Haifa Port Company has announced further details of the government’s plans for its privatisation.
In a statement Haifa Port Company said: “Israel’s Government Companies Authority (GCA) has announced that it is proceeding with the privatisation and sale of 100% of the shares of the Haifa Port Company (HPC). The process kicked off with the announcement on July 21 of the sale and publication of the sale process on GCA’s website. The privatization is next major milestone of the national port reform program that began in 2004 with the breakup of the Israel Ports Authority and gradual transformation of the Israeli port sector into the landlord model”.
The Israeli government actually announced back in January 2020 that it had made a decision and given the final approval for HPC to be privatised. As well as the current economic climate, its value will be impacted by the new terminal at Haifa Bay, which will be operated by SIPG for 25 years from 2021. This terminal will have 8 STS cranes and 22 dual cantilever RMGs, delivering a capacity of 1.86M TEU. All the equipment will be automated, according to the supplier ZPMC.
Against this backdrop, HPC is focusing on its recent financial performance, and the potential of its much larger facility. “The Company reported 2019 operating profit (EBIDTA NIS 122m) of NIS 88m on NIS 746m of revenue. During 2019, the HPC handled 1.4m TEU and a total of 15.7m tons of cargo (containerised, breakbulk and bulk). HPC boasts 5,000m of quay length with water depth alongside of up to 16.2m. It has deployed state of the art technology at its facilities, including a modern, paperless gate and advanced operating systems. The company holds an operational license through 2054 and usage rights to over 166 Ha of land. Some of the port company’s underutilised land is slated for waterfront recreational and commercial development,” HPC stated.

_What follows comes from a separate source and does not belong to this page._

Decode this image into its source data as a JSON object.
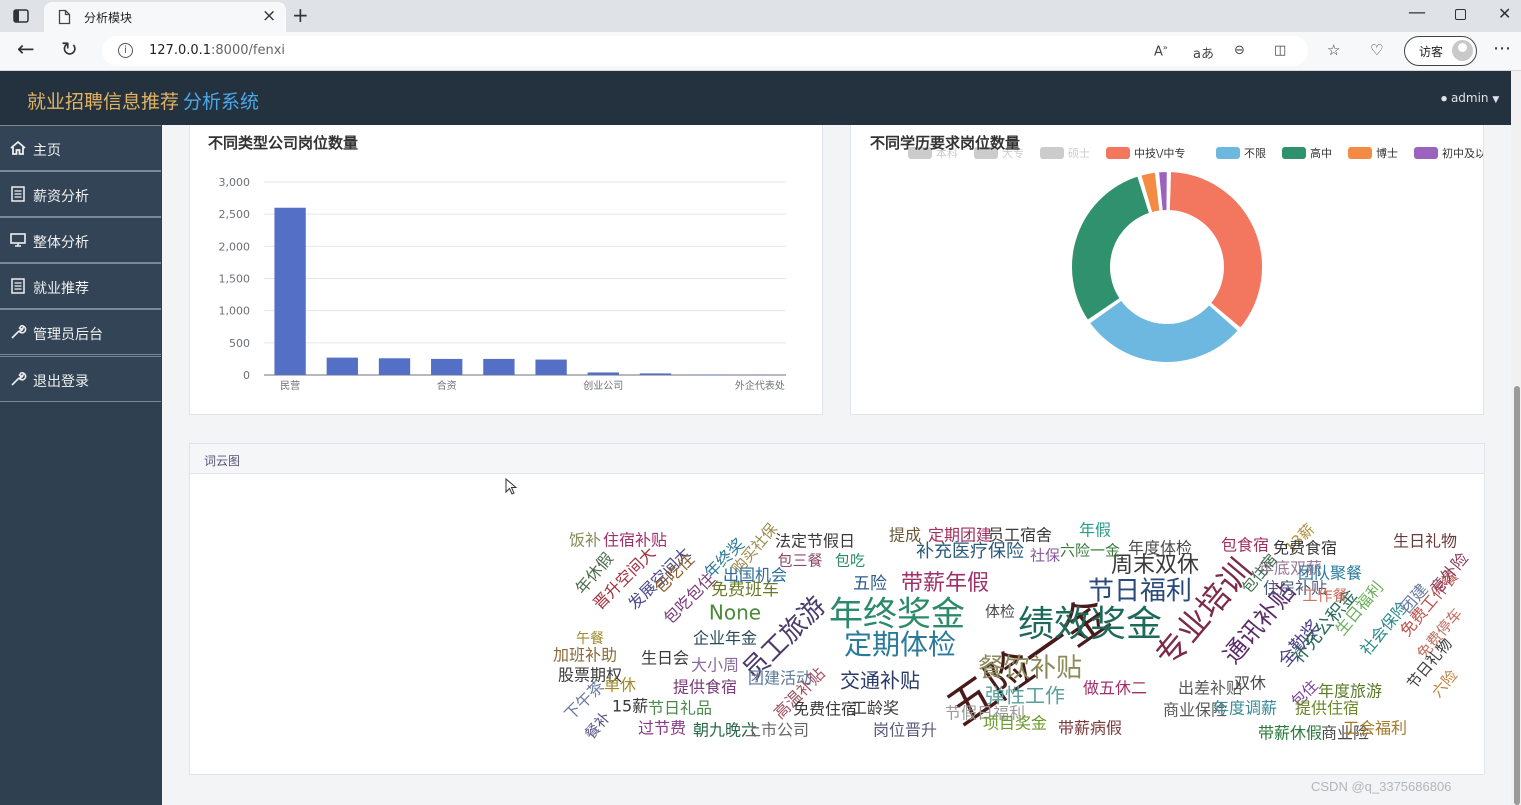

HPC also said the government is promising to reinvest part of the proceeds from the sale in the port . “Pursuant to the sales terms, the first one billion NIS of proceeds from the sale will be reinvested in the company, with proceeds beyond that sum going to the State. Additional investment funds are also available to cover certain company development costs from other sources. Further details are available on the Government Companies Authority website,” said HPC.
Haifa’s very high labour cost and long history of difficult labour relations is a negative factor as it goes to the market. The timing of the sale is also a challenge, as a number of international terminal operators are looking to cut back on their investments at the present time.